Jusqu’en 1912, c’est-à-dire jusqu’au déclenchement de la Première Guerre Balkanique, Monastir est une importante ville de 50.000 habitants capitale d’un vilayet étendu au sein de l’Empire Ottoman. Sa composition est composite : Turcs, Grecs, Albanais, Macédoniens que l’on appelle alors Bulgares, sans qu’aucune nationalité ne domine. On verra à ce sujet l’excellent article de Bernard Lory dans les Cahiers Balkaniques de 2011 (Revue en ligne) «  Un poste consulaire en Macédoine, Bitola-Monastir 1851-1912 ».

Monastir a été conquise par les troupes serbes au cours de la Première Guerre Balkanique, puis intégrée en 1913 dans le Royaume de Serbie.

Mais les Serbes sont peu nombreux à Monastir beaucoup moins que les Bulgares ou Macédoniens et lorsque la Bulgarie rentre dans la Première Guerre Mondiale, en octobre 1915, aux côtés des Empires Centraux, elle envahit cette partie de la Serbie qu’elle revendiquait et les troupes serbes sont submergées.
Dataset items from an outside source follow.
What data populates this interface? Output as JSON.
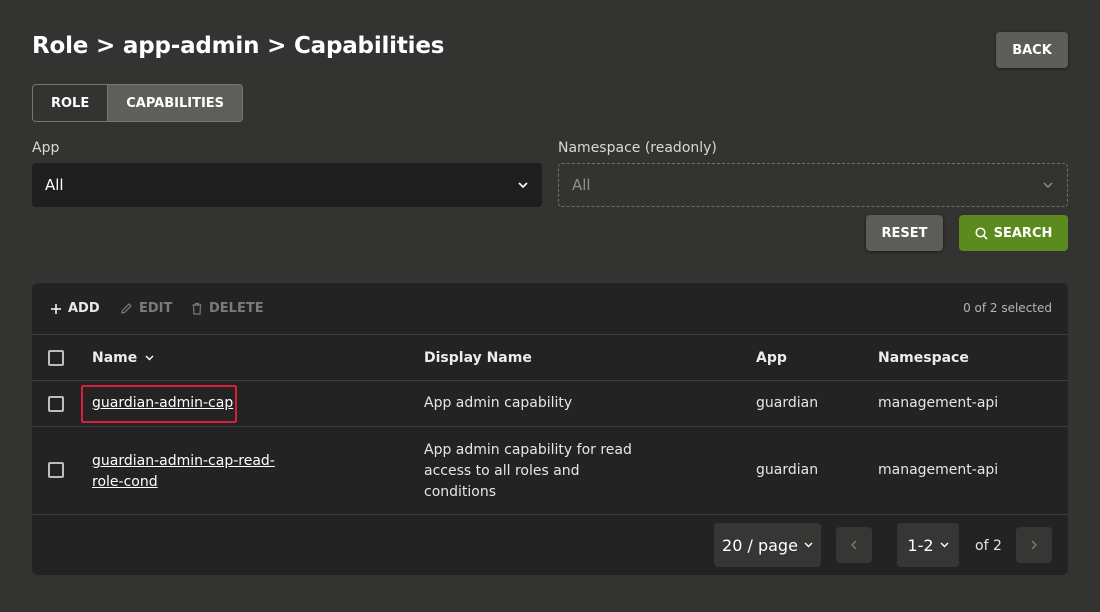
{
  "header": {
    "title": "Role > app-admin > Capabilities",
    "back_label": "BACK"
  },
  "tabs": [
    {
      "label": "ROLE",
      "active": false
    },
    {
      "label": "CAPABILITIES",
      "active": true
    }
  ],
  "filters": {
    "app": {
      "label": "App",
      "value": "All"
    },
    "namespace": {
      "label": "Namespace (readonly)",
      "value": "All"
    },
    "reset_label": "RESET",
    "search_label": "SEARCH"
  },
  "toolbar": {
    "add_label": "ADD",
    "edit_label": "EDIT",
    "delete_label": "DELETE",
    "selection_status": "0 of 2 selected"
  },
  "table": {
    "columns": [
      "Name",
      "Display Name",
      "App",
      "Namespace"
    ],
    "rows": [
      {
        "name": "guardian-admin-cap",
        "display_name": "App admin capability",
        "app": "guardian",
        "namespace": "management-api"
      },
      {
        "name_line1": "guardian-admin-cap-read-",
        "name_line2": "role-cond",
        "display_line1": "App admin capability for read",
        "display_line2": "access to all roles and",
        "display_line3": "conditions",
        "app": "guardian",
        "namespace": "management-api"
      }
    ]
  },
  "pagination": {
    "page_size": "20 / page",
    "range": "1-2",
    "total": "of 2"
  },
  "colors": {
    "background": "#333331",
    "primary_button": "#5b8a1f",
    "highlight": "#d4203a"
  }
}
Avec le débarquement des troupes françaises à Salonique, à la fin de 1915, un front s’établit entre les Français, les Anglais, les Serbes du  côté sud  et les Germano-bulgares au nord. Ce front passe par Monastir et se stabilise peu à peu. La ville reste aux mains de l’Armée d’Orient mais toujours sous la menace des canons allemands et bulgares.
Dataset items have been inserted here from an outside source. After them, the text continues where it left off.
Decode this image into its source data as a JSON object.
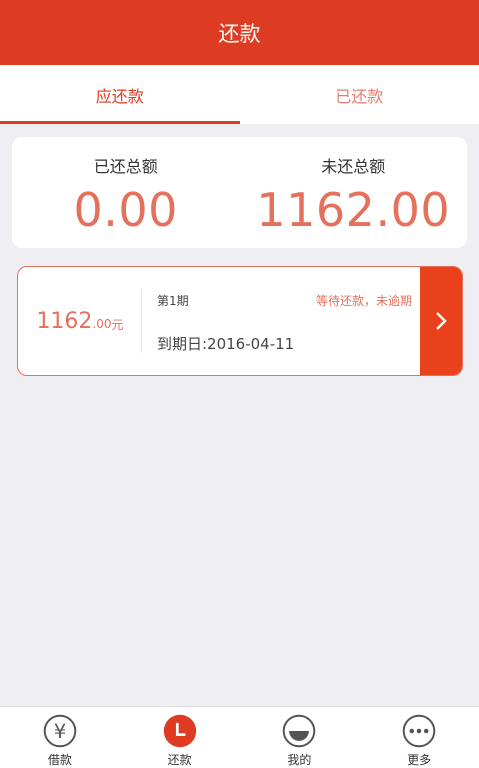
{
  "header": {
    "title": "还款"
  },
  "tabs": [
    {
      "label": "应还款",
      "active": true
    },
    {
      "label": "已还款",
      "active": false
    }
  ],
  "summary": {
    "paid_label": "已还总额",
    "paid_value": "0.00",
    "unpaid_label": "未还总额",
    "unpaid_value": "1162.00"
  },
  "bill": {
    "amount_int": "1162",
    "amount_dec": ".00",
    "currency": "元",
    "period": "第1期",
    "status": "等待还款，未逾期",
    "due": "到期日:2016-04-11"
  },
  "nav": [
    {
      "label": "借款",
      "icon": "yuan-icon"
    },
    {
      "label": "还款",
      "icon": "clock-icon",
      "active": true
    },
    {
      "label": "我的",
      "icon": "smile-icon"
    },
    {
      "label": "更多",
      "icon": "more-icon"
    }
  ],
  "colors": {
    "accent": "#de3c22",
    "accent_light": "#e5705c",
    "arrow_bg": "#e8411c"
  }
}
Le dessin présenté ici témoigne de l’évolution de ce front de part et d’autre de Monastir. Il est orienté vers le nord. Il est dessiné à partir de « l’Observatoire de l’Orénoque » au sud de la ville, clin d’œil aux efforts des explorateurs de la fin du XIX° siècle qui s’efforcent de remonter jusqu’aux sources de ce fleuve. Les troupes de l’Armée d’Orient entrent dans Monastir le 19 novembre 1916 et s’efforcent de progresser vers le nord, pour protéger la ville. Elles conquièrent ainsi le village de Crnobok et le monastère de Krklina, dont les noms figurent sur ce dessin. Ce sont presque les seuls toponymes en langue locale sur ce dessin, car les seuls connus des militaires français.

On notera en bordure du dessin sur la gauche la cote 1248, à partir de laquelle l’artillerie germano-bulgare bombarde la ville. Les troupes de l’Armée d’Orient livrent du 14 au 18 mars 1917 une bataille sanglante qui leur permet de dégager la cote 1248, mais non pas de s’y installer.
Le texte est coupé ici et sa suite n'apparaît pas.